If you thought games are expensive these days, think again! Even though modern gamers have been used to shelling out Rs 4000 to Rs 5000 for newer games, the original Super Mario Bros. Nintendo cartridge has reportedly auctioned off for a whopping $660,000 (Rs 4,84,48,620 approx converted). The original game cartridge of the game has broken all records as the most expensive game to be sold. Just a comparison, the OG PlayStation prototype sold for $300,000 (Rs 2,19,43,950 approx converted). Almost half the price of the Super Mario Bros. cartridge.
Sealed Super Mario Bros. continue to shatter records at Heritage Auctions. $660,000 for this copy!
For context, this is $300,000 more than the Nintendo Playstation prototype sold for. pic.twitter.com/nWYKbY6NsB
— kelsey lewin (@kelslewin) April 2, 2021
Here’s what the official auction page had to say about the cartridge; “Not only is this the finest plastic-sealed copy with a perforated cardboard hangtab we’ve ever offered of any black box title, it is also the oldest sealed copy of Super Mario Bros. we’ve ever had the opportunity to offer. This is only the fourth version of Super Mario Bros. ever produced, and its window of production was remarkably short. Just to paint a better picture of how short this really was — the nationwide release for the console came in mid to late 1986, and black box games distributed for that release did not have the “Game Pak NES-GP” code. It’s worth mentioning that Nintendo managed to add the trademark symbol to the Nintendo Entertainment System on their game boxes by the beginning of 1987. That certainly doesn’t leave much time at all for this variant to be produced in-between the two!”.

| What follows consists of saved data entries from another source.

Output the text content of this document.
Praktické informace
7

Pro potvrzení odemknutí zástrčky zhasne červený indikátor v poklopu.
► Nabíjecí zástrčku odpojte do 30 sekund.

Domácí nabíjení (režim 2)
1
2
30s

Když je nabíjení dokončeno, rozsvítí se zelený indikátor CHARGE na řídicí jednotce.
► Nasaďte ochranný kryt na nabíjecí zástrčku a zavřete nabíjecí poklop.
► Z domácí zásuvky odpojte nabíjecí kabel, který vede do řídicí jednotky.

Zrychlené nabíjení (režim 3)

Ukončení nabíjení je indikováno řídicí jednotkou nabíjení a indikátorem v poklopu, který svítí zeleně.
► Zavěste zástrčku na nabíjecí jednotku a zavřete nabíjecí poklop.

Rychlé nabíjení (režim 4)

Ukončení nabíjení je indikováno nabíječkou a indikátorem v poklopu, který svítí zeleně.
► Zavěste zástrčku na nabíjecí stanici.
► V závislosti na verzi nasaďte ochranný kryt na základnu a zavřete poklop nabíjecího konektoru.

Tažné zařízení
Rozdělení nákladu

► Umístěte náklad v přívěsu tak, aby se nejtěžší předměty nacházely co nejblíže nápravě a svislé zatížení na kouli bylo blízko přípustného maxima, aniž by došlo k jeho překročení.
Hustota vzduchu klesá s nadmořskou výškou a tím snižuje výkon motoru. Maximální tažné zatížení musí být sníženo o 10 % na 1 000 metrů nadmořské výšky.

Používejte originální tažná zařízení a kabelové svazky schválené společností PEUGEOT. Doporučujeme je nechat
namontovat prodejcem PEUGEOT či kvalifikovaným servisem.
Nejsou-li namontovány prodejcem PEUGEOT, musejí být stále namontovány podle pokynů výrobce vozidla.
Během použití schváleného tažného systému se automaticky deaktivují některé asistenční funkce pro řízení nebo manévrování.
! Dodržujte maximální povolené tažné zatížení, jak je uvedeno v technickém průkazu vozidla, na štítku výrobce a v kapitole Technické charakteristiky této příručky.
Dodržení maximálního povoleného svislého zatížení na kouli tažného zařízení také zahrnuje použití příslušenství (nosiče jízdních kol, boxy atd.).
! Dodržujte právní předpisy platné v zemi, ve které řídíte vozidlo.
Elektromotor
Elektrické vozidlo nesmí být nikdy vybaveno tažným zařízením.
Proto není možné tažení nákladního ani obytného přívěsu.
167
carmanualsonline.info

Just last year in November, a sealed cartridge of Super Mario Bros 3 was sold for $156,000 (Rs 1,14,10,854) by the same auction house, Heritage Auctions. Look, games have been around for the past 40 years so it is right to assume that rare cartridges will definitely fetch a pretty penny. So, for all you collectors out there with old school cartridges, time to dust them off and see what they’re actually worth.